[dropcap]T[/dropcap]he voters of Alabama spoke softly Tuesday when they chose Doug Jones, a Democrat, over Republican Roy Moore as their U.S. Senator, with Jones taking 49.9% of the vote, Moore 48.4% and 1.7% of voters writing in a choice.
The vote seemed as if it would have been an easy one, considering the disgusting allegations against Moore, who was accused by not one, not two, but eight women for sexual assault and harassment. Moore allegedly initiated sexual contact with a 14-year-old girl, asked others out on dates when he was in his 30s and the girls were 16, 17 and 18. Another said he groped her as she was leaving his office.
It still seems strange that he was chosen as the candidate for the Republican Party, when there were other thoughtful candidates in good standing.
Our country works best when there are two strong parties – to parlay and work out details for everyone’s benefit. Both parties need to put forth strong, ethical men and women as candidates – people who are reasonable in their thinking and moderate in their views.
Lately, though, it seems that there is a wider and wider split between the far right and the far left, and people in the middle are being left out.
David Brooks, a fiscal conservative who writes for the New York Times, says he doesn’t feel like he has a party left. In his column Sunday, he writes that he feels like his party is rotting and he laments, “More and more former Republicans wake up every day and realize: ‘I’m homeless.

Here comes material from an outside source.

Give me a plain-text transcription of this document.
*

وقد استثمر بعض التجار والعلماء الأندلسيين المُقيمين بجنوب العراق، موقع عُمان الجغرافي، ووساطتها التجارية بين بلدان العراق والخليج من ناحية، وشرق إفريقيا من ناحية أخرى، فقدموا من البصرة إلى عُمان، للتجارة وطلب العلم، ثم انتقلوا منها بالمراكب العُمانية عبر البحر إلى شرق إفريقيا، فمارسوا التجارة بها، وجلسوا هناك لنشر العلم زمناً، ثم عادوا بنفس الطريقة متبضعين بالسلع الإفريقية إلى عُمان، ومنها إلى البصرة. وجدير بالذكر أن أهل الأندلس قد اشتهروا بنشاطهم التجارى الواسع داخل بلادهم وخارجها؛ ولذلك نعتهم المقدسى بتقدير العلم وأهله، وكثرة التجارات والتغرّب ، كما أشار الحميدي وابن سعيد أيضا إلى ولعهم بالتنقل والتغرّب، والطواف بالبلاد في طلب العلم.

I’m politically homeless.”
Brooks lamented over the past few months about President Donald Trump and his continued tweets that are driving middle ground Republicans away. He lamented the choice of Roy Moore as the representative on the ballot in Alabama.
Brooks has a point, and he pointed out that Trump, as the head of the party, is asking a lot of Republican Party members.
Trump has asked his followers to accept his lies, his Access Hollywood interview admission of sexual harassment. With his tax plan, he wants his party to give up its image of fiscal conservatism.
Honorable Republicans and honorable Democrats always knew there was a safe spot – the middle ground – in either party. Those “honorables” would step across the aisle, work together to get bills passed and work done.
But that feeling of consensus is being shoved out by radicals, leaving no middle ground.
The reason for the moral and intellectual “rotting” is because of the views that this “new” section in the Republican Party represents.
When the voters of Alabama chose Democrat Doug Jones, even if it is by a very narrow margin, they chose decency and common sense. They made a choice to reject the rottenness that Moore represents.
There’s hope that the ‘honorables’ in both parties might come to their senses and begin the long road of bringing sense back to the political system.